The IRS has announced that the standard mileage rate for business use is increasing to 51¢ per mile for business travel after 2010. That’s a whole penny more than the rate for 2010! The mileage rate for moving expenses or medical care is 19¢ per mile. That’s a whole 2.5¢ increase from the 2010 rate. The mileage rate for charitable miles stayed at 14¢ per mile.
The standard mileage deduction replaces separate deductions for lease payments (or depreciation if the car is purchased), maintenance, repairs, tires, gas, oil, insurance and license and registration fees.
The standard mileage rate may not be used for a purchased auto if:
• it was previously depreciated using a method other than straight-line for its estimated useful life;
• a Code Sec. 179 expensing deduction was claimed for the auto;
• the taxpayer has claimed the additional first-year depreciation allowance; or
• the taxpayer depreciated it using MACRS under Code Sec. 168.
For those taxpayers eligible to use it, the standard mileage rate offers the following advantages:
• Mileage rate users need not keep a record of actual expenses, or retain receipts where required. A record of the time, place, business purpose and number of miles traveled suffices. We usually recommend you keep a pocket calendar in your car so you can mark this information down.

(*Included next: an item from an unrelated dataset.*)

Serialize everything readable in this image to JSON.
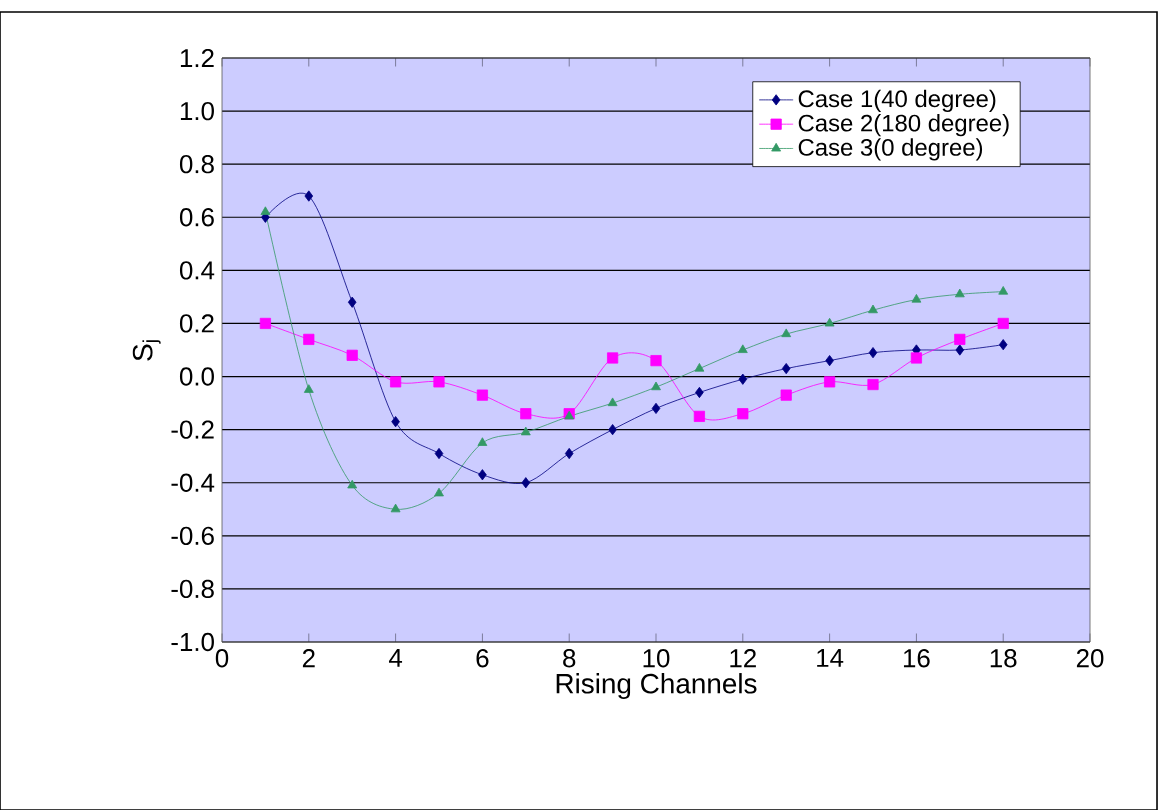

• The mileage rate method may yield bigger deductions than the actual expense method for a thrifty, high-mileage model but in some cases is can yield a smaller deduction. A calculation is necessary every year to see if the standard mileage rate or actual expenses is the more advantageous method to use.
Employers that require employees to supply their own autos may reimburse them at a rate that doesn’t exceed 51¢ per mile.